Charges Being Upgraded in Dog Starvation Case

WINNSBORO – Charges against a woman accused of starving her pit bull to the point that the County was forced to euthanize the animal are in the process of being upgraded, the Sixth Circuit Solicitor’s Office said this week.

Katera Latrice Alexander, 28, of Forest Hills Drive turned herself over to police on Jan. 29. She was initially charged with a misdemeanor of cruelty to animals, first offense. Alexander was later released on a $1,000 personal recognizance bond and was scheduled to stand trial in Municipal Court at 11 a.m. on Feb. 20.

But the Solicitor’s Office said Monday that the charge against Alexander will be upgraded to a felony and the trial will be moved to General Sessions Court. A time and date for the trial had not been scheduled at press time.

Under the lesser charge, Alexander faced the potential of not more than 60 days in jail or a fine of not less than $100 and not more than $500, or both, if convicted. Under the felony charge, however, Alexander could face jail time of between 180 days and five years, and a fine of $5,000 if convicted.

According to Chapter A of the state’s ill-treatment to animals statute, “Whoever knowingly or intentionally overloads, overdrives, overworks, ill- treats any animal, deprives any animal of necessary sustenance or shelter, inflicts unnecessary pain or suffering upon any animal, or by omission or commission knowingly or intentionally causes these things to be done, for every offense is guilty of a misdemeanor . . .”

According to Chapter B of the same statute, “Whoever tortures, torments, needlessly mutilates, cruelly kills, or inflicts excessive or repeated unnecessary pain or suffering upon any animal or by omission or commission causes the acts to be done for any of the offenses is guilty of a felony . . .”

On Jan. 13 a Public Safety officer responded to a call of a malnourished dog tied up on the front porch of Alexander’s home. The female pit bull was, according to the incident report, so badly emaciated that vertebrae, ribs and hip bones could be seen pressing through the skin. No food or water was available for the animal. Instead, there was a milk jug containing what appeared to be milk with a layer of grease floating on top.

While Alexander reportedly told the officer that the dog had been ill for more than a month, she said she had not taken the animal to a vet because she could not afford to do so. Because of the dog’s illness, she said, the animal would not eat; however, the dog immediately consumed two packages of crackers offered to her by the officer and drank a large amount of water once the officer filled her bowl.

Worming medication had failed to help the dog, Alexander reportedly told the officer, so the milk and grease was provided as a home remedy.
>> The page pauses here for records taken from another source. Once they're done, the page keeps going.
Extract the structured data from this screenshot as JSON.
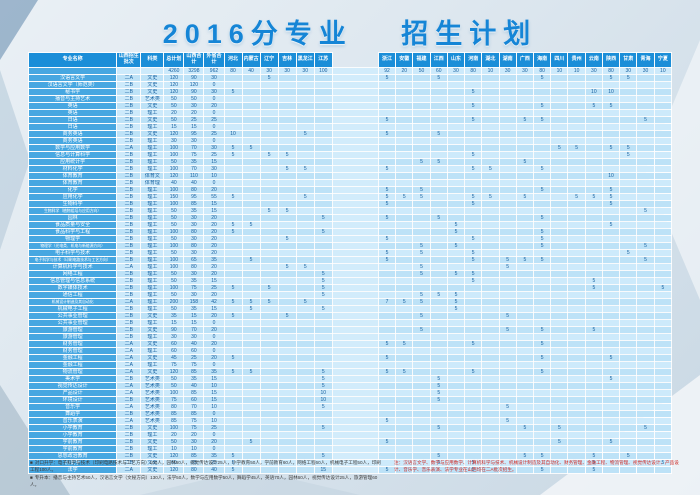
{
  "title": {
    "part1": "2016分专业",
    "part2": "招生计划"
  },
  "colors": {
    "title_blue": "#1585d6",
    "header_bg": "#1b8ed8",
    "name_col_bg": "#47a7e1",
    "row_light": "#cdeafb",
    "row_dark": "#bde2f7",
    "cell_text": "#155f9e",
    "red_note": "#cf2b26"
  },
  "table": {
    "fixed_headers": [
      "专业名称",
      "山西招生批次",
      "科类",
      "总计划",
      "山西合计",
      "外省合计"
    ],
    "province_group1": [
      "河北",
      "内蒙古",
      "辽宁",
      "吉林",
      "黑龙江",
      "江苏"
    ],
    "province_group2": [
      "浙江",
      "安徽",
      "福建",
      "江西",
      "山东",
      "河南",
      "湖北",
      "湖南",
      "广西",
      "海南",
      "四川",
      "贵州",
      "云南",
      "陕西",
      "甘肃",
      "青海",
      "宁夏"
    ],
    "total_row": {
      "name": "",
      "batch": "",
      "type": "",
      "total": "4260",
      "shanxi": "3298",
      "other": "962",
      "provinces": {
        "河北": "80",
        "内蒙古": "40",
        "辽宁": "30",
        "吉林": "30",
        "黑龙江": "30",
        "江苏": "100",
        "浙江": "92",
        "安徽": "20",
        "福建": "50",
        "江西": "60",
        "山东": "30",
        "河南": "80",
        "湖北": "10",
        "湖南": "30",
        "广西": "30",
        "海南": "80",
        "四川": "10",
        "贵州": "10",
        "云南": "30",
        "陕西": "80",
        "甘肃": "30",
        "青海": "30",
        "宁夏": "10"
      }
    },
    "rows": [
      {
        "name": "汉语言文学",
        "batch": "二A",
        "type": "文史",
        "total": "120",
        "shanxi": "90",
        "other": "30",
        "provinces": {
          "辽宁": "5",
          "浙江": "5",
          "江西": "5",
          "海南": "5",
          "陕西": "5",
          "甘肃": "5"
        }
      },
      {
        "name": "汉语言文学（师范类）",
        "batch": "二B",
        "type": "文史",
        "total": "120",
        "shanxi": "120",
        "other": "0",
        "provinces": {}
      },
      {
        "name": "秘书学",
        "batch": "二B",
        "type": "文史",
        "total": "120",
        "shanxi": "90",
        "other": "30",
        "provinces": {
          "河北": "5",
          "河南": "5",
          "云南": "10",
          "陕西": "10"
        }
      },
      {
        "name": "播音与主持艺术",
        "batch": "二B",
        "type": "艺术类",
        "total": "50",
        "shanxi": "50",
        "other": "0",
        "provinces": {}
      },
      {
        "name": "英语",
        "batch": "二B",
        "type": "文史",
        "total": "50",
        "shanxi": "30",
        "other": "20",
        "provinces": {
          "河南": "5",
          "海南": "5",
          "云南": "5",
          "陕西": "5"
        }
      },
      {
        "name": "英语",
        "batch": "二B",
        "type": "理工",
        "total": "20",
        "shanxi": "20",
        "other": "0",
        "provinces": {}
      },
      {
        "name": "日语",
        "batch": "二B",
        "type": "文史",
        "total": "50",
        "shanxi": "25",
        "other": "25",
        "provinces": {
          "浙江": "5",
          "河南": "5",
          "广西": "5",
          "海南": "5",
          "青海": "5"
        }
      },
      {
        "name": "日语",
        "batch": "二B",
        "type": "理工",
        "total": "15",
        "shanxi": "15",
        "other": "0",
        "provinces": {}
      },
      {
        "name": "商务英语",
        "batch": "二B",
        "type": "文史",
        "total": "120",
        "shanxi": "95",
        "other": "25",
        "provinces": {
          "河北": "10",
          "黑龙江": "5",
          "浙江": "5",
          "江西": "5"
        }
      },
      {
        "name": "商务英语",
        "batch": "二B",
        "type": "理工",
        "total": "30",
        "shanxi": "30",
        "other": "0",
        "provinces": {}
      },
      {
        "name": "数学与应用数学",
        "batch": "二A",
        "type": "理工",
        "total": "100",
        "shanxi": "70",
        "other": "30",
        "provinces": {
          "河北": "5",
          "内蒙古": "5",
          "四川": "5",
          "贵州": "5",
          "陕西": "5",
          "甘肃": "5"
        }
      },
      {
        "name": "信息与计算科学",
        "batch": "二B",
        "type": "理工",
        "total": "100",
        "shanxi": "75",
        "other": "25",
        "provinces": {
          "河北": "5",
          "辽宁": "5",
          "吉林": "5",
          "河南": "5",
          "甘肃": "5"
        }
      },
      {
        "name": "应用统计学",
        "batch": "二B",
        "type": "理工",
        "total": "50",
        "shanxi": "35",
        "other": "15",
        "provinces": {
          "福建": "5",
          "江西": "5",
          "广西": "5"
        }
      },
      {
        "name": "材料化学",
        "batch": "二B",
        "type": "理工",
        "total": "100",
        "shanxi": "70",
        "other": "30",
        "provinces": {
          "吉林": "5",
          "黑龙江": "5",
          "浙江": "5",
          "河南": "5",
          "湖北": "5",
          "海南": "5"
        }
      },
      {
        "name": "体育教育",
        "batch": "二B",
        "type": "体育文",
        "total": "120",
        "shanxi": "110",
        "other": "10",
        "provinces": {
          "陕西": "10"
        }
      },
      {
        "name": "体育教育",
        "batch": "二B",
        "type": "体育理",
        "total": "40",
        "shanxi": "40",
        "other": "0",
        "provinces": {}
      },
      {
        "name": "化学",
        "batch": "二B",
        "type": "理工",
        "total": "100",
        "shanxi": "80",
        "other": "20",
        "provinces": {
          "浙江": "5",
          "福建": "5",
          "海南": "5",
          "陕西": "5"
        }
      },
      {
        "name": "应用化学",
        "batch": "二B",
        "type": "理工",
        "total": "150",
        "shanxi": "95",
        "other": "55",
        "provinces": {
          "河北": "5",
          "黑龙江": "5",
          "浙江": "5",
          "安徽": "5",
          "福建": "5",
          "河南": "5",
          "湖北": "5",
          "广西": "5",
          "贵州": "5",
          "云南": "5",
          "陕西": "5"
        }
      },
      {
        "name": "生物科学",
        "batch": "二B",
        "type": "理工",
        "total": "100",
        "shanxi": "85",
        "other": "15",
        "provinces": {
          "浙江": "5",
          "河南": "5",
          "陕西": "5"
        }
      },
      {
        "name": "生物科学（植物组培与应用方向）",
        "batch": "二B",
        "type": "理工",
        "total": "50",
        "shanxi": "35",
        "other": "15",
        "provinces": {
          "辽宁": "5",
          "吉林": "5",
          "青海": "5"
        }
      },
      {
        "name": "园林",
        "batch": "二B",
        "type": "理工",
        "total": "50",
        "shanxi": "30",
        "other": "20",
        "provinces": {
          "江苏": "5",
          "浙江": "5",
          "江西": "5",
          "海南": "5"
        }
      },
      {
        "name": "食品质量与安全",
        "batch": "二B",
        "type": "理工",
        "total": "50",
        "shanxi": "30",
        "other": "20",
        "provinces": {
          "河北": "5",
          "内蒙古": "5",
          "山东": "5",
          "陕西": "5"
        }
      },
      {
        "name": "食品科学与工程",
        "batch": "二B",
        "type": "理工",
        "total": "100",
        "shanxi": "80",
        "other": "20",
        "provinces": {
          "河北": "5",
          "江苏": "5",
          "山东": "5",
          "海南": "5"
        }
      },
      {
        "name": "物理学",
        "batch": "二B",
        "type": "理工",
        "total": "50",
        "shanxi": "30",
        "other": "20",
        "provinces": {
          "吉林": "5",
          "浙江": "5",
          "河南": "5",
          "海南": "5"
        }
      },
      {
        "name": "物理学（光电类、机电与新能源方向）",
        "batch": "二B",
        "type": "理工",
        "total": "100",
        "shanxi": "80",
        "other": "20",
        "provinces": {
          "福建": "5",
          "山东": "5",
          "海南": "5",
          "青海": "5"
        }
      },
      {
        "name": "电子科学与技术",
        "batch": "二B",
        "type": "理工",
        "total": "50",
        "shanxi": "30",
        "other": "20",
        "provinces": {
          "浙江": "5",
          "福建": "5",
          "河南": "5",
          "甘肃": "5"
        }
      },
      {
        "name": "电子科学与技术（印刷电路技术与工艺方向）",
        "batch": "二B",
        "type": "理工",
        "total": "100",
        "shanxi": "65",
        "other": "35",
        "provinces": {
          "内蒙古": "5",
          "浙江": "5",
          "河南": "5",
          "湖南": "5",
          "广西": "5",
          "海南": "5",
          "青海": "5"
        }
      },
      {
        "name": "计算机科学与技术",
        "batch": "二A",
        "type": "理工",
        "total": "100",
        "shanxi": "80",
        "other": "20",
        "provinces": {
          "吉林": "5",
          "黑龙江": "5",
          "福建": "5",
          "湖南": "5"
        }
      },
      {
        "name": "网络工程",
        "batch": "二B",
        "type": "理工",
        "total": "50",
        "shanxi": "30",
        "other": "20",
        "provinces": {
          "江苏": "5",
          "福建": "5",
          "山东": "5",
          "河南": "5"
        }
      },
      {
        "name": "信息管理与信息系统",
        "batch": "二B",
        "type": "理工",
        "total": "50",
        "shanxi": "35",
        "other": "15",
        "provinces": {
          "江苏": "5",
          "河南": "5",
          "云南": "5"
        }
      },
      {
        "name": "数字媒体技术",
        "batch": "二B",
        "type": "理工",
        "total": "100",
        "shanxi": "75",
        "other": "25",
        "provinces": {
          "河北": "5",
          "辽宁": "5",
          "江苏": "5",
          "云南": "5",
          "宁夏": "5"
        }
      },
      {
        "name": "通信工程",
        "batch": "二B",
        "type": "理工",
        "total": "50",
        "shanxi": "30",
        "other": "20",
        "provinces": {
          "江苏": "5",
          "福建": "5",
          "江西": "5",
          "山东": "5"
        }
      },
      {
        "name": "机械设计制造及其自动化",
        "batch": "二A",
        "type": "理工",
        "total": "200",
        "shanxi": "158",
        "other": "42",
        "provinces": {
          "河北": "5",
          "内蒙古": "5",
          "辽宁": "5",
          "黑龙江": "5",
          "浙江": "7",
          "安徽": "5",
          "福建": "5",
          "山东": "5"
        }
      },
      {
        "name": "机械电子工程",
        "batch": "二B",
        "type": "理工",
        "total": "50",
        "shanxi": "35",
        "other": "15",
        "provinces": {
          "内蒙古": "5",
          "江苏": "5",
          "山东": "5"
        }
      },
      {
        "name": "公共事业管理",
        "batch": "二B",
        "type": "文史",
        "total": "35",
        "shanxi": "15",
        "other": "20",
        "provinces": {
          "河北": "5",
          "吉林": "5",
          "福建": "5",
          "湖南": "5"
        }
      },
      {
        "name": "公共事业管理",
        "batch": "二B",
        "type": "理工",
        "total": "15",
        "shanxi": "15",
        "other": "0",
        "provinces": {}
      },
      {
        "name": "旅游管理",
        "batch": "二B",
        "type": "文史",
        "total": "90",
        "shanxi": "70",
        "other": "20",
        "provinces": {
          "福建": "5",
          "湖南": "5",
          "海南": "5",
          "云南": "5"
        }
      },
      {
        "name": "旅游管理",
        "batch": "二B",
        "type": "理工",
        "total": "30",
        "shanxi": "30",
        "other": "0",
        "provinces": {}
      },
      {
        "name": "财务管理",
        "batch": "二A",
        "type": "文史",
        "total": "60",
        "shanxi": "40",
        "other": "20",
        "provinces": {
          "浙江": "5",
          "安徽": "5",
          "河南": "5",
          "海南": "5"
        }
      },
      {
        "name": "财务管理",
        "batch": "二A",
        "type": "理工",
        "total": "60",
        "shanxi": "60",
        "other": "0",
        "provinces": {}
      },
      {
        "name": "金融工程",
        "batch": "二A",
        "type": "文史",
        "total": "45",
        "shanxi": "25",
        "other": "20",
        "provinces": {
          "河北": "5",
          "浙江": "5",
          "海南": "5",
          "陕西": "5"
        }
      },
      {
        "name": "金融工程",
        "batch": "二A",
        "type": "理工",
        "total": "75",
        "shanxi": "75",
        "other": "0",
        "provinces": {}
      },
      {
        "name": "物流管理",
        "batch": "二A",
        "type": "文史",
        "total": "120",
        "shanxi": "85",
        "other": "35",
        "provinces": {
          "河北": "5",
          "内蒙古": "5",
          "江苏": "5",
          "浙江": "5",
          "安徽": "5",
          "河南": "5",
          "海南": "5"
        }
      },
      {
        "name": "美术学",
        "batch": "二B",
        "type": "艺术类",
        "total": "50",
        "shanxi": "35",
        "other": "15",
        "provinces": {
          "江苏": "5",
          "江西": "5",
          "陕西": "5"
        }
      },
      {
        "name": "视觉传达设计",
        "batch": "二A",
        "type": "艺术类",
        "total": "50",
        "shanxi": "40",
        "other": "10",
        "provinces": {
          "江苏": "5",
          "江西": "5"
        }
      },
      {
        "name": "产品设计",
        "batch": "二A",
        "type": "艺术类",
        "total": "100",
        "shanxi": "85",
        "other": "15",
        "provinces": {
          "江苏": "10",
          "江西": "5"
        }
      },
      {
        "name": "环境设计",
        "batch": "二B",
        "type": "艺术类",
        "total": "75",
        "shanxi": "60",
        "other": "15",
        "provinces": {
          "江苏": "10",
          "江西": "5"
        }
      },
      {
        "name": "音乐学",
        "batch": "二A",
        "type": "艺术类",
        "total": "80",
        "shanxi": "70",
        "other": "10",
        "provinces": {
          "江苏": "5",
          "湖南": "5"
        }
      },
      {
        "name": "舞蹈学",
        "batch": "二B",
        "type": "艺术类",
        "total": "85",
        "shanxi": "85",
        "other": "0",
        "provinces": {}
      },
      {
        "name": "音乐表演",
        "batch": "二A",
        "type": "艺术类",
        "total": "85",
        "shanxi": "75",
        "other": "10",
        "provinces": {
          "浙江": "5",
          "湖南": "5"
        }
      },
      {
        "name": "小学教育",
        "batch": "二B",
        "type": "文史",
        "total": "100",
        "shanxi": "75",
        "other": "25",
        "provinces": {
          "江苏": "5",
          "江西": "5",
          "广西": "5",
          "四川": "5",
          "青海": "5"
        }
      },
      {
        "name": "小学教育",
        "batch": "二B",
        "type": "理工",
        "total": "20",
        "shanxi": "20",
        "other": "0",
        "provinces": {}
      },
      {
        "name": "学前教育",
        "batch": "二B",
        "type": "文史",
        "total": "50",
        "shanxi": "30",
        "other": "20",
        "provinces": {
          "内蒙古": "5",
          "浙江": "5",
          "四川": "5",
          "陕西": "5"
        }
      },
      {
        "name": "学前教育",
        "batch": "二B",
        "type": "理工",
        "total": "10",
        "shanxi": "10",
        "other": "0",
        "provinces": {}
      },
      {
        "name": "思想政治教育",
        "batch": "二B",
        "type": "文史",
        "total": "120",
        "shanxi": "85",
        "other": "35",
        "provinces": {
          "河北": "5",
          "江苏": "5",
          "江西": "5",
          "广西": "5",
          "海南": "5",
          "云南": "5",
          "甘肃": "5"
        }
      },
      {
        "name": "历史学",
        "batch": "二B",
        "type": "文史",
        "total": "60",
        "shanxi": "35",
        "other": "25",
        "provinces": {
          "河北": "5",
          "江西": "5",
          "河南": "5",
          "云南": "5",
          "宁夏": "5"
        }
      },
      {
        "name": "法学",
        "batch": "二A",
        "type": "文史",
        "total": "120",
        "shanxi": "80",
        "other": "40",
        "provinces": {
          "河北": "5",
          "江苏": "15",
          "浙江": "5",
          "河南": "5",
          "海南": "5",
          "云南": "5"
        }
      }
    ]
  },
  "notes": {
    "bullet": "■",
    "note1": "对口升学：电子科学与技术（印刷电路技术与工艺方向）100人，园林60人，视觉传达设计25人，小学教育50人，学前教育60人，网络工程60人，机械电子工程50人，印刷工程100人。",
    "note2": "专升本：播音与主持艺术50人，汉语言文学（文秘方向）130人，法学50人，数学与应用数学50人，舞蹈学45人，英语70人，园林60人，视觉传达设计25人，旅游管理60人。",
    "red_note": "注：汉语言文学、数学与应用数学、计算机科学与技术、机械设计制造及其自动化、财务管理、金融工程、物流管理、视觉传达设计、产品设计、音乐学、音乐表演、法学专业在山西均在二A批次招生。"
  }
}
According to the report, the dog had not consumed any of the concoction. Alexander had no food for the dog, the report states, but had been feeding the animal table scraps.

Alexander allowed Fairfield County Animal Control to pick up the dog and take it to the Adoption Center, but according to Bob Innes, Director of Animal Control, the dog’s physical condition was beyond recovery.

“We did all we could,” Innes said. “We had the vet (Dr. Robert Chappell) come out, we gave it medication. We gave her a blood transfusion – her blood count was in terrible shape. When an animal is that malnourished, it affects the internal organs. In the end, we had to put her down.”

The County euthanized the pit bull on Jan. 15. According to Maj. John Seibles, acting Chief of Public Safety, Dr. Chappell’s report that the dog suffered from “obvious animal neglect,” and was “severely anemic” as a result of malnutrition.